Meta officials detailed the plan in meetings in September 2023 with regulators in Ireland and Brussels, and the plan was also shared with other EU privacy authorities.
Meta hopes to roll out what it calls SNA (subscription no ads) in the coming months to European users. It will give users the choice of continuing to use Facebook and Instagram without personalized ads or paying to use the service without any ads, according to the WSJ.
Meta plans to charge around €10 per month on desktop for a Facebook or Instagram account and close to €6 per linked sub-account. On mobile, the fee increases to €13 per month because Meta has to pay in-app payment commissions to Apple and Google marketplaces.
Charging a fee marks a major turning point for Meta. CEO Mark Zuckerberg has long emphasized that the company’s service is free and ad-supported, making it available to all income levels. “You don’t need thousands of dollars to connect with people who use our service,” he said at a 2018 conference.
Still, Meta’s chief has been “ambivalent” about the idea of a paid service in response to growing privacy scrutiny. In early 2023, the company introduced a paid account verification feature alongside Snapchat and X (Twitter).
Users in other regions may not have this option yet, as Meta's proposal is primarily a way to bypass EU authorities' requirements before collecting data for personalized advertising.
One issue for regulators, the WSJ's sources said, is whether Meta's proposed price is too high for most people, even if they don't want their data used for targeted advertising.
Two factors led to Meta's proposal: privacy regulators, led by Ireland, require Meta to ask for user consent before displaying behavioral ads; Instagram, Facebook, and Meta's ad networks must comply with the Digital Markets Act, which requires users to ask for consent before mixing user data with their own services or combining it with data from other businesses.
Meta hopes the charging scheme will comply with both of those rules. Under EU law, a person who refuses to allow certain data to be used must still have access to the service.
In the second quarter, Meta said Facebook 's revenue per user in Europe was $17.88, but the actual figure for EU users could be higher because the European region includes non-EU countries such as Russia and Turkey.
Meta estimates that there will be 258 million Facebook and 257 million monthly Instagram users in the EU in the first half of 2023. Globally, 3.88 billion people are using Meta apps as of June 30, 2023.
In July 2023, the EU's top court ruled that Meta needed permission to target certain types of advertising based on users' online activity, leading Irish authorities to order Meta to change its practices.
Meanwhile, Norway’s privacy regulator wants Meta to come up with a quicker solution and has ordered the company to suspend targeted advertising in the country. Last week, Norway proposed expanding the ban to the entire bloc. But such a ban would likely face a court appeal.

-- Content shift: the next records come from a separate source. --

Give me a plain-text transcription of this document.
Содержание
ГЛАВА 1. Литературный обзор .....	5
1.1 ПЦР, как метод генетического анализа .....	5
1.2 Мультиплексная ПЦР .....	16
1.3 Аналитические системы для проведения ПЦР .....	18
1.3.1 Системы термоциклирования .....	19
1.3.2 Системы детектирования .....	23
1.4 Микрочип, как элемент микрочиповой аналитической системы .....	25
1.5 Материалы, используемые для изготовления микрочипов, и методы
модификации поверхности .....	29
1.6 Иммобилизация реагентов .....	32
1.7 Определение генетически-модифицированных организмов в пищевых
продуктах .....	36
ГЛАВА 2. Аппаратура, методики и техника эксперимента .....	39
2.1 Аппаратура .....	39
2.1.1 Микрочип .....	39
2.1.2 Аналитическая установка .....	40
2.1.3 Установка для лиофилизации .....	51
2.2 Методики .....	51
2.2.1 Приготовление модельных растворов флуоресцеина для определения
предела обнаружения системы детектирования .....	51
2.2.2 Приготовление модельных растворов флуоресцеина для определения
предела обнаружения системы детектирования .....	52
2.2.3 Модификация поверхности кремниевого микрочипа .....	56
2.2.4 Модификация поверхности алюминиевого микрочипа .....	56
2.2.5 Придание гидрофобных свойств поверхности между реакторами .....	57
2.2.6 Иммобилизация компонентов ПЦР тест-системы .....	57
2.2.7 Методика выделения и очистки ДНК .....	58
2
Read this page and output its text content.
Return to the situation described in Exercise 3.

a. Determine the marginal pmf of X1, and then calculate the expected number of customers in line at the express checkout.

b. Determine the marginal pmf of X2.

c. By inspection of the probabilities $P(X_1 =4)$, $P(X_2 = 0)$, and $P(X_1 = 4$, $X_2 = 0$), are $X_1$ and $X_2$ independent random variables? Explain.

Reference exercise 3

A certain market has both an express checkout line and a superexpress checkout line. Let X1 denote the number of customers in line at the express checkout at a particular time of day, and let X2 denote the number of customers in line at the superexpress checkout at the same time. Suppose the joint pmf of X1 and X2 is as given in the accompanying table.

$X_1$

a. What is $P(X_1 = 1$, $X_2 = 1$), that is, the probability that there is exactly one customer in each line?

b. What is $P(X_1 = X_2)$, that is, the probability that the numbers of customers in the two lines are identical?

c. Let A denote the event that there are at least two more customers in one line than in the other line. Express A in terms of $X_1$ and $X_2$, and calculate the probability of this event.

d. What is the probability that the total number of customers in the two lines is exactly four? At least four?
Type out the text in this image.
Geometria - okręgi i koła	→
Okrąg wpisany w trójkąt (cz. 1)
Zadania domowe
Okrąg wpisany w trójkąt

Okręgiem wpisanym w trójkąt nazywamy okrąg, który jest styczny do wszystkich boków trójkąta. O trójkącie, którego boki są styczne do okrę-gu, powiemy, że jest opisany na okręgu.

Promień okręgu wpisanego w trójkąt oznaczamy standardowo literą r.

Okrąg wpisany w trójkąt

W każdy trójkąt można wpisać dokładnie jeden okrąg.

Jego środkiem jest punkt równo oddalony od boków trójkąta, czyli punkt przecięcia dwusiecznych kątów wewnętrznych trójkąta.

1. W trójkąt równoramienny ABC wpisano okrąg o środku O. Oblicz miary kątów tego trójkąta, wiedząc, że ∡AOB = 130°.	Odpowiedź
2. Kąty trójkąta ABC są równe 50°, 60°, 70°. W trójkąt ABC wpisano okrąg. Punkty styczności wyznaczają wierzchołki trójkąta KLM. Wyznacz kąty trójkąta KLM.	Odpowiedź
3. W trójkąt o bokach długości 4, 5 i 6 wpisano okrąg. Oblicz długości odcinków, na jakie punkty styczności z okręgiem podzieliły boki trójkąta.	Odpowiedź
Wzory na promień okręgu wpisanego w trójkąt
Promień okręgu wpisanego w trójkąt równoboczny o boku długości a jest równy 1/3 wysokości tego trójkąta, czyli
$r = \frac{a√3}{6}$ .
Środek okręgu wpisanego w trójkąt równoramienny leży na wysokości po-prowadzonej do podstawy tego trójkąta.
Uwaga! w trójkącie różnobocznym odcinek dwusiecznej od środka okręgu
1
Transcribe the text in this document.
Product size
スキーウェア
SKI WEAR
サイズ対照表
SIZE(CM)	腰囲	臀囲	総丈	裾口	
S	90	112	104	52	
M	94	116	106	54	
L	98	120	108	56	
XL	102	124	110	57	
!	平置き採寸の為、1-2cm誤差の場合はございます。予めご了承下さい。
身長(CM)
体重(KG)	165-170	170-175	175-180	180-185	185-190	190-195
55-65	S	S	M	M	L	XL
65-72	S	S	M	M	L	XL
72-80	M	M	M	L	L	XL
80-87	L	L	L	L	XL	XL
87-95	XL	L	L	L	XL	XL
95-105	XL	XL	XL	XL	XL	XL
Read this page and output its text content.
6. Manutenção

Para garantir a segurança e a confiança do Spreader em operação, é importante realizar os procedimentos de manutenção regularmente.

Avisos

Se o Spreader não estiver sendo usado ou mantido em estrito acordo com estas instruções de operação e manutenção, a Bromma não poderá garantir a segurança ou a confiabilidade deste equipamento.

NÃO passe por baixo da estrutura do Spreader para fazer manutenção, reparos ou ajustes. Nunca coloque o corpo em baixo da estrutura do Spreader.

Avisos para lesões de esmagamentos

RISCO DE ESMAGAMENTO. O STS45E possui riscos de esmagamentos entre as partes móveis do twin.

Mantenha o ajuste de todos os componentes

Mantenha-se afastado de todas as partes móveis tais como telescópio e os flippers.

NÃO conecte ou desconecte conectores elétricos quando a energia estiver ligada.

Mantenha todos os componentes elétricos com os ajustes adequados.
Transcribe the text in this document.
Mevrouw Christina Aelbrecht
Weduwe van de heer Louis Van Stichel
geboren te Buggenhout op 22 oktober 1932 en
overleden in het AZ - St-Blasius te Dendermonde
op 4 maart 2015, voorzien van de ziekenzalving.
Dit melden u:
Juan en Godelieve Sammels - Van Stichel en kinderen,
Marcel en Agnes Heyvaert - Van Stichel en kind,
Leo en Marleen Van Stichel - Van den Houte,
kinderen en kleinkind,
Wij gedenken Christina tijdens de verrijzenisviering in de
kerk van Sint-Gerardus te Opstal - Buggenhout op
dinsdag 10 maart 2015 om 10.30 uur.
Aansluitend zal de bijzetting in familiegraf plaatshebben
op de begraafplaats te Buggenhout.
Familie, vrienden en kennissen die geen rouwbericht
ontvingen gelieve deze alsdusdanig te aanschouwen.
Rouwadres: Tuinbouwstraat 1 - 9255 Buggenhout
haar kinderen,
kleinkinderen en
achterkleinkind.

Meta is trying to promote its plans by citing examples of how other companies are doing it. Spotify, for example, offers a free, ad-supported or ad-free subscription option. Its proposed mobile pricing is similar to YouTube Premium in Europe.
Zuckerberg’s company also cited a July 2023 EU court ruling that said social media companies can charge “reasonable fees” to users who opt out of having their data used for certain advertising purposes, opening the door to the kind of paid service Meta wants.